Here is a fantastic - albeit slightly lengthly - excerpt from a blog post by Melinda Selmys on the give and take of real hospitality:
If we’re going to talk about community and hospitality, we need to acknowledge that what we’re talking about is a mutual and reciprocal exchange of selves. The hostess needs to lower her expectations of herself. She needs to be able to offer her family home as it really is, including the juice-stains and crayon drawings on the wall and the strange smell in the bathroom. The guest needs to act more like a member of the family and less a privileged VIP. The best occasions of hospitality are the ones where everyone takes the time, first, foremost and up-front, simply to enjoy each others’ company and be together. And where after that is over, everyone pitches in to make sure that the kitchen is not an inviting environment for fruit-flies and rats. The occasions where the adults have time to engage in some much-needed intelligent conversation, but the guest also takes the time to go off and teach something to the children or look at the Playmobil world that the kids built in Mommy’s closet. If hospitality is done right it provides an opportunity for single people to take some of the weight off the shoulders of married people and also an opportunity for married people to take some of the loneliness off the shoulders of single people. We have complementary needs and complementary gifts. In theory, at least, it’s a perfect solution.

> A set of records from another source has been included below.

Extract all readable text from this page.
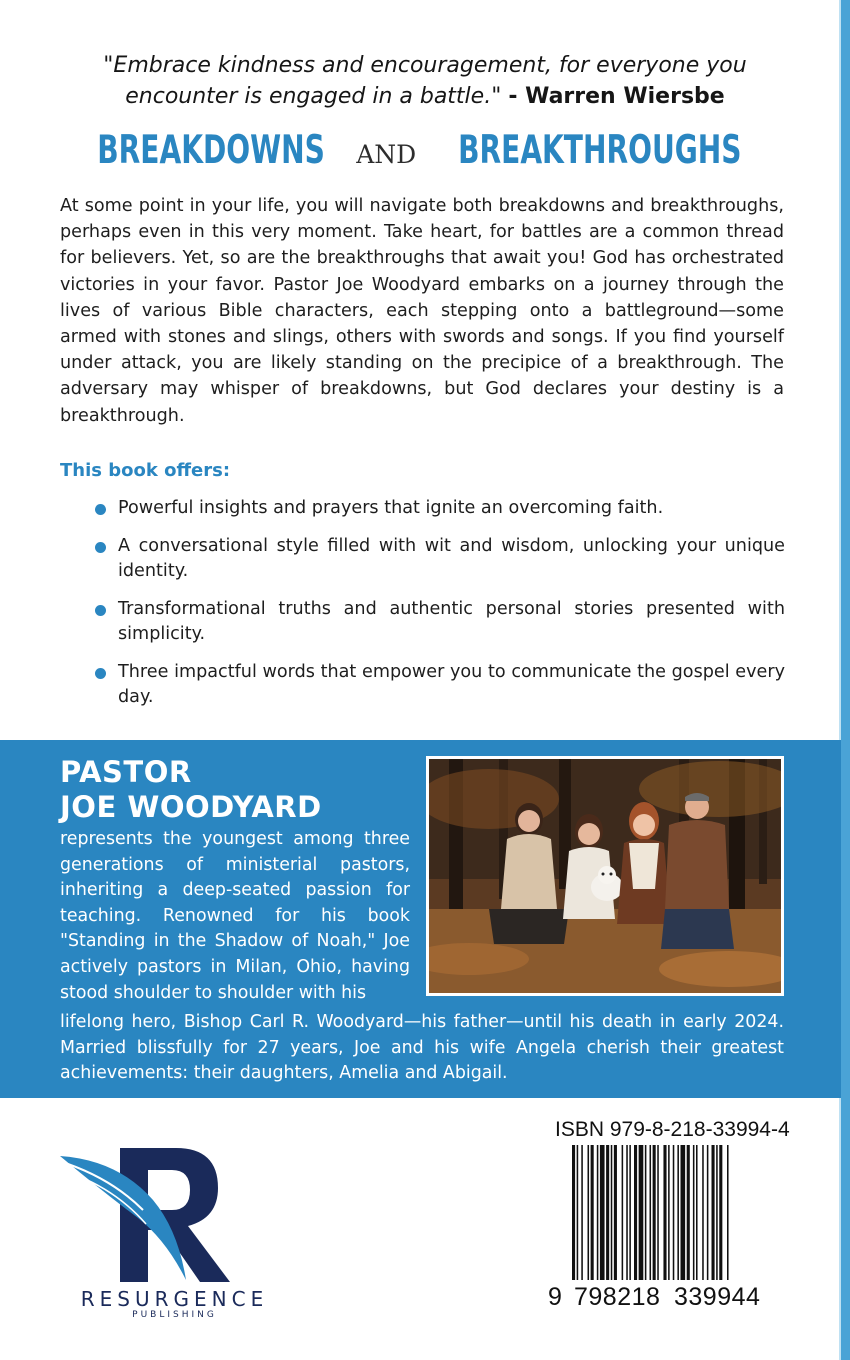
"Embrace kindness and encouragement, for everyone you
encounter is engaged in a battle." - Warren Wiersbe
BREAKDOWNS AND BREAKTHROUGHS
At some point in your life, you will navigate both breakdowns and breakthroughs, perhaps even in this very moment. Take heart, for battles are a common thread for believers. Yet, so are the breakthroughs that await you! God has orchestrated victories in your favor. Pastor Joe Woodyard embarks on a journey through the lives of various Bible characters, each stepping onto a battleground—some armed with stones and slings, others with swords and songs. If you find yourself under attack, you are likely standing on the precipice of a breakthrough. The adversary may whisper of breakdowns, but God declares your destiny is a breakthrough.
This book offers:
Powerful insights and prayers that ignite an overcoming faith.
A conversational style filled with wit and wisdom, unlocking your unique identity.
Transformational truths and authentic personal stories presented with simplicity.
Three impactful words that empower you to communicate the gospel every day.
PASTOR
JOE WOODYARD
represents the youngest among three generations of ministerial pastors, inheriting a deep-seated passion for teaching. Renowned for his book "Standing in the Shadow of Noah," Joe actively pastors in Milan, Ohio, having stood shoulder to shoulder with his
lifelong hero, Bishop Carl R. Woodyard—his father—until his death in early 2024. Married blissfully for 27 years, Joe and his wife Angela cherish their greatest achievements: their daughters, Amelia and Abigail.
ISBN 979-8-218-33994-4
9 798218 339944
RESURGENCE
PUBLISHING
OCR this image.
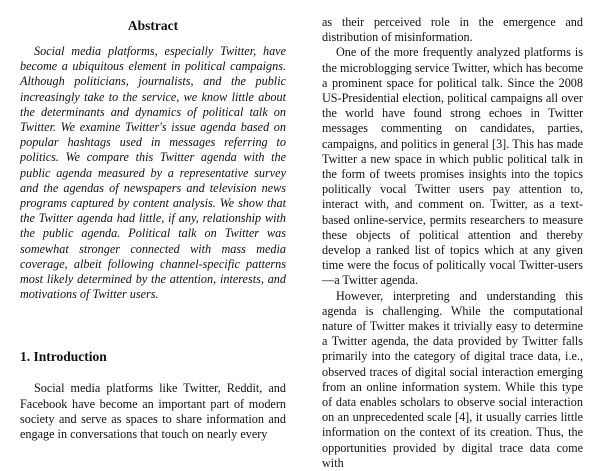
Abstract

Social media platforms, especially Twitter, have become a ubiquitous element in political campaigns. Although politicians, journalists, and the public increasingly take to the service, we know little about the determinants and dynamics of political talk on Twitter. We examine Twitter's issue agenda based on popular hashtags used in messages referring to politics. We compare this Twitter agenda with the public agenda measured by a representative survey and the agendas of newspapers and television news programs captured by content analysis. We show that the Twitter agenda had little, if any, relationship with the public agenda. Political talk on Twitter was somewhat stronger connected with mass media coverage, albeit following channel-specific patterns most likely determined by the attention, interests, and motivations of Twitter users.

1. Introduction

Social media platforms like Twitter, Reddit, and Facebook have become an important part of modern society and serve as spaces to share information and engage in conversations that touch on nearly every

as their perceived role in the emergence and distribution of misinformation.

One of the more frequently analyzed platforms is the microblogging service Twitter, which has become a prominent space for political talk. Since the 2008 US-Presidential election, political campaigns all over the world have found strong echoes in Twitter messages commenting on candidates, parties, campaigns, and politics in general [3]. This has made Twitter a new space in which public political talk in the form of tweets promises insights into the topics politically vocal Twitter users pay attention to, interact with, and comment on. Twitter, as a text-based online-service, permits researchers to measure these objects of political attention and thereby develop a ranked list of topics which at any given time were the focus of politically vocal Twitter-users—a Twitter agenda.

However, interpreting and understanding this agenda is challenging. While the computational nature of Twitter makes it trivially easy to determine a Twitter agenda, the data provided by Twitter falls primarily into the category of digital trace data, i.e., observed traces of digital social interaction emerging from an online information system. While this type of data enables scholars to observe social interaction on an unprecedented scale [4], it usually carries little information on the context of its creation. Thus, the opportunities provided by digital trace data come with
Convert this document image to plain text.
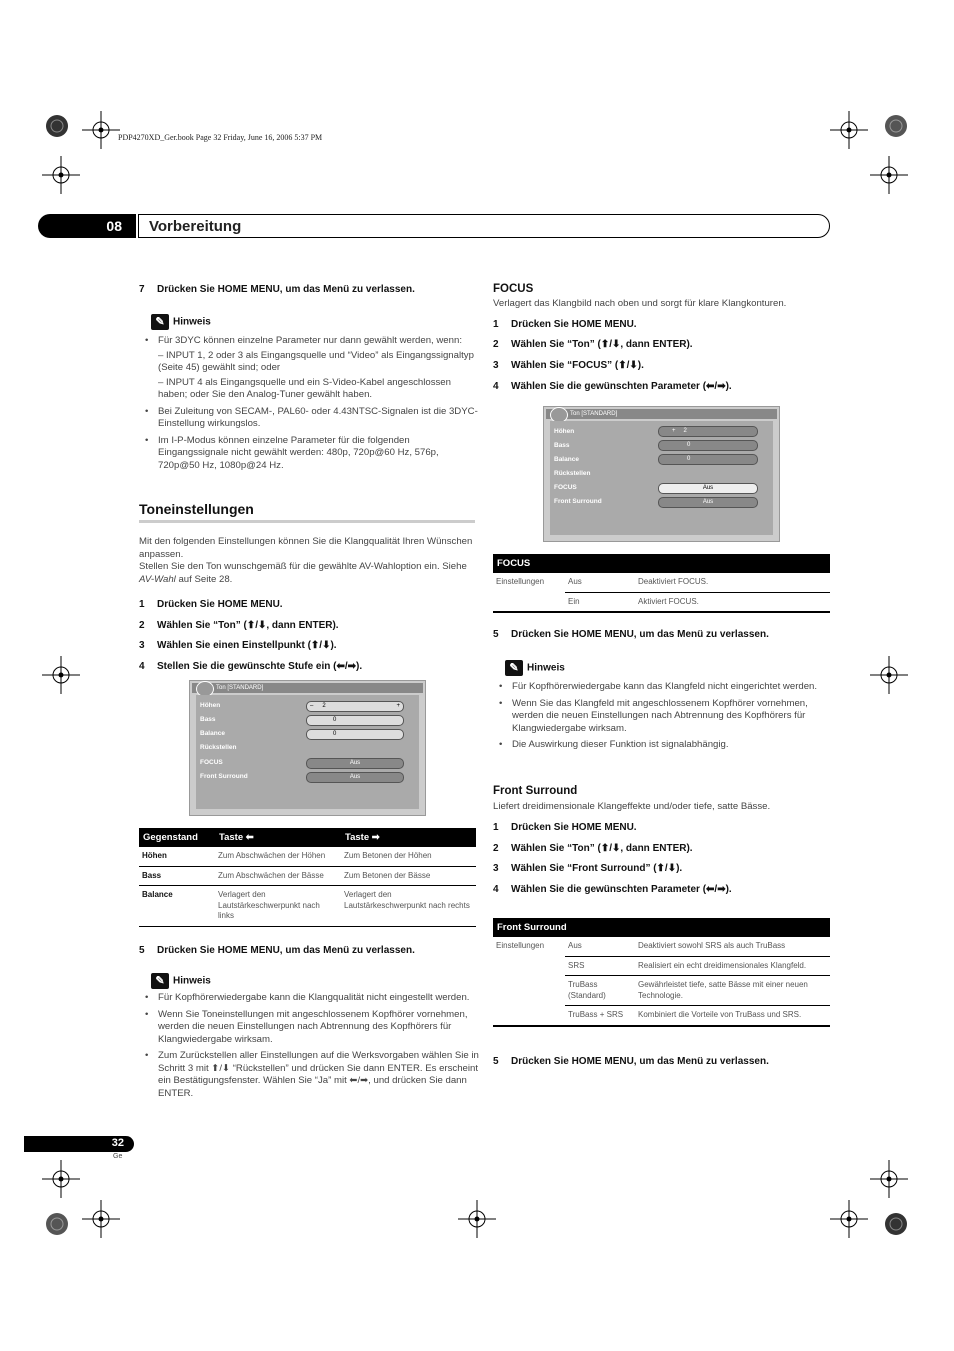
PDP4270XD_Ger.book Page 32 Friday, June 16, 2006 5:37 PM
08	Vorbereitung
7 Drücken Sie HOME MENU, um das Menü zu verlassen.
✎ Hinweis
• Für 3DYC können einzelne Parameter nur dann gewählt werden, wenn:
– INPUT 1, 2 oder 3 als Eingangsquelle und “Video” als Eingangssignaltyp (Seite 45) gewählt sind; oder
– INPUT 4 als Eingangsquelle und ein S-Video-Kabel angeschlossen haben; oder Sie den Analog-Tuner gewählt haben.
• Bei Zuleitung von SECAM-, PAL60- oder 4.43NTSC-Signalen ist die 3DYC-Einstellung wirkungslos.
• Im I-P-Modus können einzelne Parameter für die folgenden Eingangssignale nicht gewählt werden: 480p, 720p@60 Hz, 576p, 720p@50 Hz, 1080p@24 Hz.
Toneinstellungen
Mit den folgenden Einstellungen können Sie die Klangqualität Ihren Wünschen anpassen.
Stellen Sie den Ton wunschgemäß für die gewählte AV-Wahloption ein. Siehe AV-Wahl auf Seite 28.
1 Drücken Sie HOME MENU.
2 Wählen Sie “Ton” (⬆/⬇, dann ENTER).
3 Wählen Sie einen Einstellpunkt (⬆/⬇).
4 Stellen Sie die gewünschte Stufe ein (⬅/➡).
Ton [STANDARD]
Höhen
Bass
Balance
Rückstellen
FOCUS
Front Surround
– 2	+
0
0
Aus
Aus
Gegenstand	Taste ⬅	Taste ➡
Höhen	Zum Abschwächen der Höhen	Zum Betonen der Höhen
Bass	Zum Abschwächen der Bässe	Zum Betonen der Bässe
Balance	Verlagert den Lautstärkeschwerpunkt nach links	Verlagert den Lautstärkeschwerpunkt nach rechts
5 Drücken Sie HOME MENU, um das Menü zu verlassen.
✎ Hinweis
• Für Kopfhörerwiedergabe kann die Klangqualität nicht eingestellt werden.
• Wenn Sie Toneinstellungen mit angeschlossenem Kopfhörer vornehmen, werden die neuen Einstellungen nach Abtrennung des Kopfhörers für Klangwiedergabe wirksam.
• Zum Zurückstellen aller Einstellungen auf die Werksvorgaben wählen Sie in Schritt 3 mit ⬆/⬇ “Rückstellen” und drücken Sie dann ENTER. Es erscheint ein Bestätigungsfenster. Wählen Sie “Ja” mit ⬅/➡, und drücken Sie dann ENTER.
FOCUS
Verlagert das Klangbild nach oben und sorgt für klare Klangkonturen.
1 Drücken Sie HOME MENU.
2 Wählen Sie “Ton” (⬆/⬇, dann ENTER).
3 Wählen Sie “FOCUS” (⬆/⬇).
4 Wählen Sie die gewünschten Parameter (⬅/➡).
Ton [STANDARD]
Höhen
Bass
Balance
Rückstellen
FOCUS
Front Surround
+ 2
0
0
Aus
Aus
FOCUS		
Einstellungen	Aus	Deaktiviert FOCUS.
	Ein	Aktiviert FOCUS.
5 Drücken Sie HOME MENU, um das Menü zu verlassen.
✎ Hinweis
• Für Kopfhörerwiedergabe kann das Klangfeld nicht eingerichtet werden.
• Wenn Sie das Klangfeld mit angeschlossenem Kopfhörer vornehmen, werden die neuen Einstellungen nach Abtrennung des Kopfhörers für Klangwiedergabe wirksam.
• Die Auswirkung dieser Funktion ist signalabhängig.
Front Surround
Liefert dreidimensionale Klangeffekte und/oder tiefe, satte Bässe.
1 Drücken Sie HOME MENU.
2 Wählen Sie “Ton” (⬆/⬇, dann ENTER).
3 Wählen Sie “Front Surround” (⬆/⬇).
4 Wählen Sie die gewünschten Parameter (⬅/➡).
Front Surround		
Einstellungen	Aus	Deaktiviert sowohl SRS als auch TruBass
	SRS	Realisiert ein echt dreidimensionales Klangfeld.
	TruBass (Standard)	Gewährleistet tiefe, satte Bässe mit einer neuen Technologie.
	TruBass + SRS	Kombiniert die Vorteile von TruBass und SRS.
5 Drücken Sie HOME MENU, um das Menü zu verlassen.
32
Ge
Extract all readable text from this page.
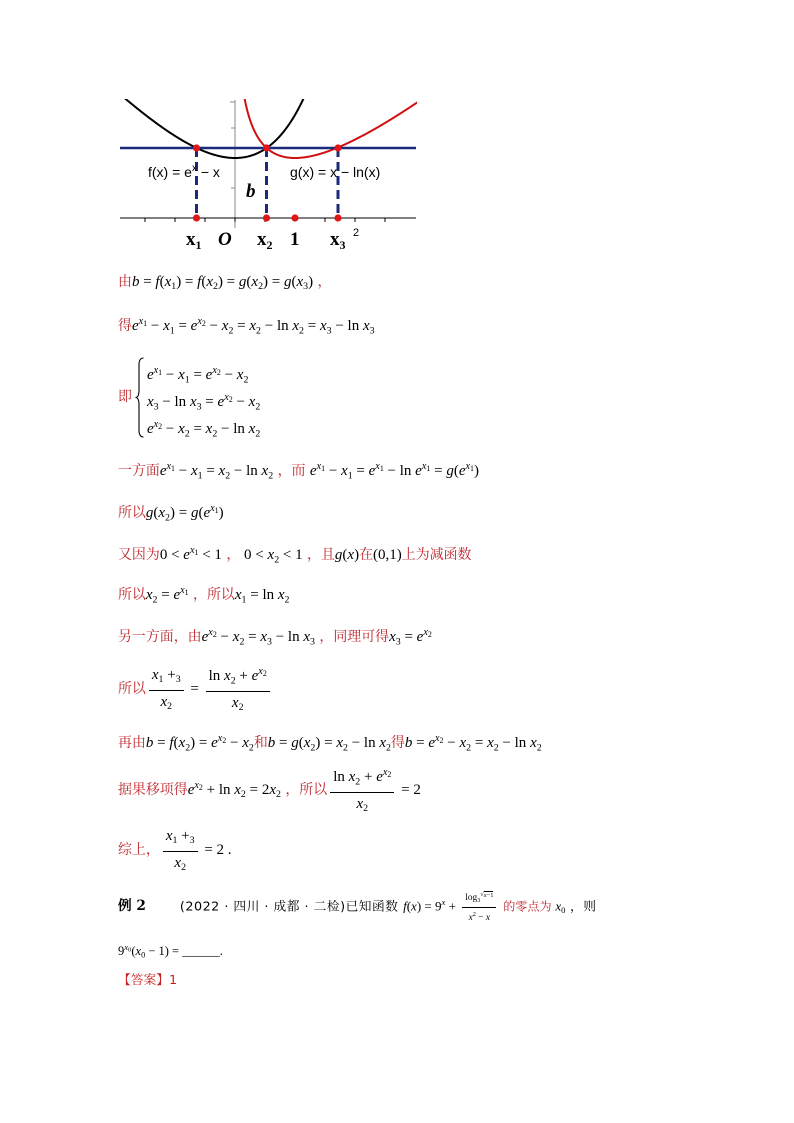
$f(x) = e^x - x$	g(x) = x − ln(x)
b
$x_1$ O $x_2$ 1 $x_3$
2
由$b = f(x_1) = f(x_2) = g(x_2) = g(x_3)$ ，
得$e^{x1} - x_1 = e^{x2} - x_2 = x_2 - \ln x_2 = x_3 - \ln x_3$
即
$e^{x1} - x_1 = e^{x2} - x_2$
$x_3 - \ln x_3 = e^{x2} - x_2$
$e^{x2} - x_2 = x_2 - \ln x_2$
一方面$e^{x1} - x_1 = x_2 - \ln x_2$ ，而 $e^{x1} - x_1 = e^{x1} - \ln e^{x1} = g(e^{x1})$
所以$g(x_2) = g(e^{x1})$
又因为$0 < e^{x1} < 1$ ， $0 < x_2 < 1$ ，且g(x)在(0,1)上为减函数
所以$x_2 = e^{x1}$ ，所以$x_1 = \ln x_2$
另一方面，由$e^{x2} - x_2 = x_3 - \ln x_3$ ，同理可得$x_3 = e^{x2}$
所以 $\frac{x_1 +_3}{x_2} = \frac{\ln x_2 + e^{x2}}{x_2}$
再由$b = f(x_2) = e^{x2} - x_2$和$b = g(x_2) = x_2 - \ln x_2$得$b = e^{x2} - x_2 = x_2 - \ln x_2$
据果移项得$e^{x2} + \ln x_2 = 2x_2$ ，所以 $\frac{\ln x_2 + e^{x2}}{x_2} = 2$
综上， $\frac{x_1 +_3}{x_2} = 2$ .
例 2	(2022 · 四川 · 成都 · 二检)已知函数 $f(x) = 9^x + \log_3$
$^{√ x-1}$
$x^2 - x$ 的零点为 $x_0$ ，则
$9^{x0}(x_0 - 1)$ = ______.
【答案】1
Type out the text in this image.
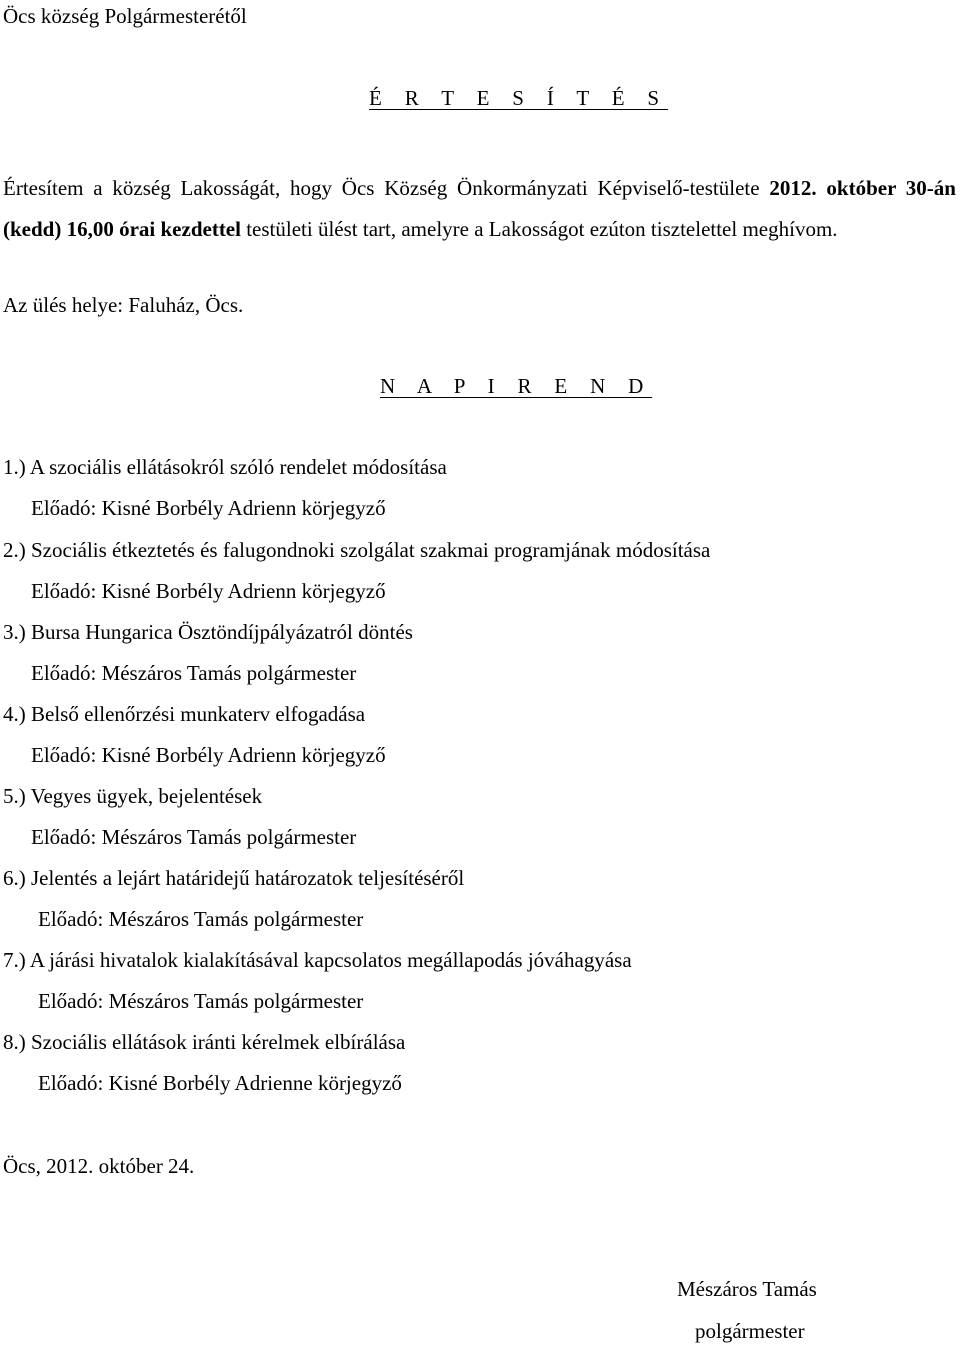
Öcs község Polgármesterétől
É R T E S Í T É S

Értesítem a község Lakosságát, hogy Öcs Község Önkormányzati Képviselő-testülete 2012. október 30-án (kedd) 16,00 órai kezdettel testületi ülést tart, amelyre a Lakosságot ezúton tisztelettel meghívom.

Az ülés helye: Faluház, Öcs.
N A P I R E N D
1.) A szociális ellátásokról szóló rendelet módosítása
Előadó: Kisné Borbély Adrienn körjegyző
2.) Szociális étkeztetés és falugondnoki szolgálat szakmai programjának módosítása
Előadó: Kisné Borbély Adrienn körjegyző
3.) Bursa Hungarica Ösztöndíjpályázatról döntés
Előadó: Mészáros Tamás polgármester
4.) Belső ellenőrzési munkaterv elfogadása
Előadó: Kisné Borbély Adrienn körjegyző
5.) Vegyes ügyek, bejelentések
Előadó: Mészáros Tamás polgármester
6.) Jelentés a lejárt határidejű határozatok teljesítéséről
Előadó: Mészáros Tamás polgármester
7.) A járási hivatalok kialakításával kapcsolatos megállapodás jóváhagyása
Előadó: Mészáros Tamás polgármester
8.) Szociális ellátások iránti kérelmek elbírálása
Előadó: Kisné Borbély Adrienne körjegyző
Öcs, 2012. október 24.
Mészáros Tamás
polgármester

Can this work? Not without frustrations. The fact is that living with other people is a fraught enterprise—even if it’s only for a couple of days. We go in with an expectation of relief and bliss, and then at some point we find out that we’ve really been invited to is a Cross-carrying party. We have to step up. We’re expected to sacrifice, and to offer solidarity, and to get outside of ourselves, and it’s nothing like the long-awaited vacation that we planned or anticipated. But if you can get into that vibe…if you can put yourself aside…if you can be there for the other, and make it into a form of Communion, then yes. It can work. But not without sweat."